The above shows the process of applying a ‘bokeh’ effect to an image (the left-most one) with drawBokehEffect. An inverted mask is generated from a personSegmentation. The original image is then drawn onto the canvas, and using the canvas compositing operation destination-over the mask is drawn onto the canvas, causing the background to be removed. The original image is blurred and drawn onto the canvas where it doesn’t overlap with the existing image using the compositing operation destination-over. The result is seen in the right-most image.

bodyPix.blurBodyPart

Given a PartSegmentation (or an array of PartSegmentation) and an image, blurs some person body parts (e.g. left face and right face).

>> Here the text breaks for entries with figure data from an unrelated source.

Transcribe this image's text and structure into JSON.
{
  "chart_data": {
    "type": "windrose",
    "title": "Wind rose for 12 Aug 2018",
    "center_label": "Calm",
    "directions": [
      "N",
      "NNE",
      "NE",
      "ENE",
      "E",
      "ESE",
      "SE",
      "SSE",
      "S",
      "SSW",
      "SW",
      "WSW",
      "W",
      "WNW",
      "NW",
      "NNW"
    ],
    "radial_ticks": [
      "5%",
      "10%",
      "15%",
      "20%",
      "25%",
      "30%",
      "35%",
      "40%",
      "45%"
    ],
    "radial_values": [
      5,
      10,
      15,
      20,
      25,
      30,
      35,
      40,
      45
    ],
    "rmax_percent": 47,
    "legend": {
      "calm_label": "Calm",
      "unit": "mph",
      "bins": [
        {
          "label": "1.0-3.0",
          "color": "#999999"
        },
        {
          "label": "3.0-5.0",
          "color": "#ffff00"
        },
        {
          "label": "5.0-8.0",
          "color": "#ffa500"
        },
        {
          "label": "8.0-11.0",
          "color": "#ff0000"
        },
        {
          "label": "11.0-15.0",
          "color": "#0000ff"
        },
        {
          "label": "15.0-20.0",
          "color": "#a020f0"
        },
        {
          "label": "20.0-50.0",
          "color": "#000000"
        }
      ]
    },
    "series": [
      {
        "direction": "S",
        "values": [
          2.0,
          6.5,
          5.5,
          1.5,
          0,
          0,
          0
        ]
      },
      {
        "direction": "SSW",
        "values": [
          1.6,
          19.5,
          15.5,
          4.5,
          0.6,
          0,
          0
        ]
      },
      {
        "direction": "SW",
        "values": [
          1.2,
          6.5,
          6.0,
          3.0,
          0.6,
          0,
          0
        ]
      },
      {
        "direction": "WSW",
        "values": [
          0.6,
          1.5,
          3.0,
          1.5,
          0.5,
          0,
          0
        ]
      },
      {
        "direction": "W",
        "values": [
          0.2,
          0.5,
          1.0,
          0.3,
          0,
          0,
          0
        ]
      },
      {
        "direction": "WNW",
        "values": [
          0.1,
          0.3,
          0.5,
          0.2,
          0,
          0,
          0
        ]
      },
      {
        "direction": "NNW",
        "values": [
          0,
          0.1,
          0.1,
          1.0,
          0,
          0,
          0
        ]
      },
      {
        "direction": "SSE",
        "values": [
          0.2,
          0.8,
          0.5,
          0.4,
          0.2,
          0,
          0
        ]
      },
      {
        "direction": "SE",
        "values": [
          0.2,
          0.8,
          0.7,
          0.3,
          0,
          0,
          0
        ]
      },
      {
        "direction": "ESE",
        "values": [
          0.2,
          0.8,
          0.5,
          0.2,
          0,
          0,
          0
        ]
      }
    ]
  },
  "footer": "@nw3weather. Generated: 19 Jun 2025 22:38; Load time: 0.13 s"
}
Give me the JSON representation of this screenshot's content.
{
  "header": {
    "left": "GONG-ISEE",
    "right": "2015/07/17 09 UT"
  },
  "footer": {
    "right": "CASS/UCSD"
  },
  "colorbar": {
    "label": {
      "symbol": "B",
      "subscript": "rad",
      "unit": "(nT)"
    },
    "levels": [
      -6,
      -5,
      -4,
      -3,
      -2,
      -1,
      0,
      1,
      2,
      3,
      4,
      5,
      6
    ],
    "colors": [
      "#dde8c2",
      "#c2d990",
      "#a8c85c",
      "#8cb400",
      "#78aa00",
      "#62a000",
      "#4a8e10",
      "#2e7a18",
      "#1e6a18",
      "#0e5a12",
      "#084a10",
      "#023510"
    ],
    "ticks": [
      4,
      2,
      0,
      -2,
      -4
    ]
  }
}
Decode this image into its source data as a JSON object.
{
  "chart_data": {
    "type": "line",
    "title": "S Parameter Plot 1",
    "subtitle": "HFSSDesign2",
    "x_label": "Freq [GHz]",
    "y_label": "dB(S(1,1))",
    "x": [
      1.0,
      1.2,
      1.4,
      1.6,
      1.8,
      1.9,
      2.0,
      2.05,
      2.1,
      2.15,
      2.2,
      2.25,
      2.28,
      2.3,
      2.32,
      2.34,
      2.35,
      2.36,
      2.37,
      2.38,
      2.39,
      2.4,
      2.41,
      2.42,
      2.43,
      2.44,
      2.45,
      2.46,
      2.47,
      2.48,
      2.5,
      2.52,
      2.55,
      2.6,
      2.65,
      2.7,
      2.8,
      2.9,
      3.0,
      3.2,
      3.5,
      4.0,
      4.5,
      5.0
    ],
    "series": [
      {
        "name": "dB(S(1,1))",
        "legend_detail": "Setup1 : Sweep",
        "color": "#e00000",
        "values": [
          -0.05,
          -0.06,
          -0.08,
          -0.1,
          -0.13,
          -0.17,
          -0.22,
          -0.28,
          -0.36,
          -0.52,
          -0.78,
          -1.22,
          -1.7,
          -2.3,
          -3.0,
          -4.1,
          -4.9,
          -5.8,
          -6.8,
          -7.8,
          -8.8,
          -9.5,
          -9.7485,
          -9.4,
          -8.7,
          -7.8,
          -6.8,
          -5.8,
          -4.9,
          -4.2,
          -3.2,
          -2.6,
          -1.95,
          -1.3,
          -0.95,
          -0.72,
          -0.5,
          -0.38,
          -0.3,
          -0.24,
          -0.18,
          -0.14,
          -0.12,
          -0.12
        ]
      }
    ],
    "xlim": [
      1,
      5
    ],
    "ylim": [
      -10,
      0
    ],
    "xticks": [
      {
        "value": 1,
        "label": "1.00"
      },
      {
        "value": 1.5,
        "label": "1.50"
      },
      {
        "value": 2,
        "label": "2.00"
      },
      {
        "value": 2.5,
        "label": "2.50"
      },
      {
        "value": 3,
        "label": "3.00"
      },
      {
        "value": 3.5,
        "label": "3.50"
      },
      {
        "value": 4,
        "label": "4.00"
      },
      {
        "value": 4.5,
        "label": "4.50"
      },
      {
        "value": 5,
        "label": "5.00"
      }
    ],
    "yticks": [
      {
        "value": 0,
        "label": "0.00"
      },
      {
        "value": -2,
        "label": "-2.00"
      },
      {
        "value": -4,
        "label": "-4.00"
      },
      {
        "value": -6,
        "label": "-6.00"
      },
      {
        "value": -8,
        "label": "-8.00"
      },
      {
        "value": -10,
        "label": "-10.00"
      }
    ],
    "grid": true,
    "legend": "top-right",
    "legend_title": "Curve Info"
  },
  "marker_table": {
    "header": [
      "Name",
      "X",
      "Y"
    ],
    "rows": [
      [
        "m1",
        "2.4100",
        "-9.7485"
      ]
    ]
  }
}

An example of applying a body part blur on left_face and right_face body parts (other body parts can be specified):

three_people_faceblur

Inputs

Example Usage

const img = document.getElementById('image');

const net = await bodyPix.load();
const partSegmentation = await net.segmentMultiPersonParts(img);

const backgroundBlurAmount = 3;
const edgeBlurAmount = 3;
const flipHorizontal = false;
const faceBodyPartIdsToBlur = [0, 1];

const canvas = document.getElementById('canvas');

bodyPix.blurBodyPart(
    canvas, img, partSegmentation, faceBodyPartIdsToBlur,
    backgroundBlurAmount, edgeBlurAmount, flipHorizontal);

Developing the Demos

Details for how to run the demos are included in the demos/ folder.